McGreavy se dirigió al coche policial, levantó el transmisor de radio y emitió instrucciones. Judd se mantuvo de pie, inestable, todavía balanceándose hacia atrás y hacia adelante a causa de los golpes, Dejándose lavar por el frío cortante del viento. Frente a él entrevía un cadáver en el suelo y comprendió que se trataba de Nick Vaccaro.

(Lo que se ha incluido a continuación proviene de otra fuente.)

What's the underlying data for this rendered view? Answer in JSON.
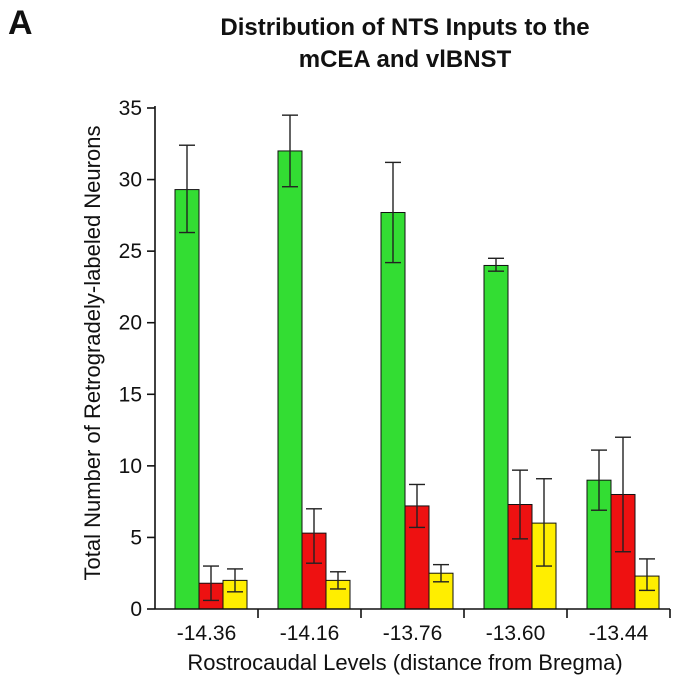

Ganamos, pensó. Ganamos. Siguió repitiendo esas palabras una y otra vez en su mente, Y mientras lo decía sabía que aquello no tenía sentido. ¿Qué clase de victoria era aquélla? Él se creía un ser humano civilizado, decente —un medico, un hombre que curaba—, y se había convertido en un animal salvaje, lleno de la concupiscencia de matar. Había llevado a un hombre más allá del borde de la demencia, y después lo había asesinado. Se trataba de una carga inmensa con la cual tendría que convivir siempre. Porque aunque tenía derecho a decirse que había sido en defensa propia, él sabía —y que Dios lo ayudase— que había gozado al hacerlo. Y eso nunca podría perdonárselo. No era mejor que De Marco, o los hermanos Vaccaro, o ninguno de los otros. La civilización era un barniz muy delgado, frágil, y cuando ese barniz se cuarteaba, el hombre se volvía uno con las bestias, volviendo a caer en el cieno del abismo primigenio de donde él se jactaba de haberse elevado.
Judd estaba demasiado fatigado para seguir pensando. Ahora sólo quería cerciorarse de que Anne se hallaba a salvo.
McGreavy estaba allí de pie con un modo desusadamente suave.
—Un coche policial se dirige a la casa, doctor Stevens. ¿Estamos?
Judd asintió con gratitud.
McGreavy lo tomó del brazo y lo guió hacia un coche. Al avanzar lentamente, penosamente, a través del patio se dio cuenta de que había cesado de llover. A lo lejos, en el horizonte, los núcleos de tormenta habían sido barridos por el áspero viento de diciembre y el cielo se estaba aclarando. Por el oeste apareció un pequeño rayo de luz, mientras el sol luchaba por abrirse paso, cada vez más luminoso.
Aquélla iba a ser una hermosa Navidad.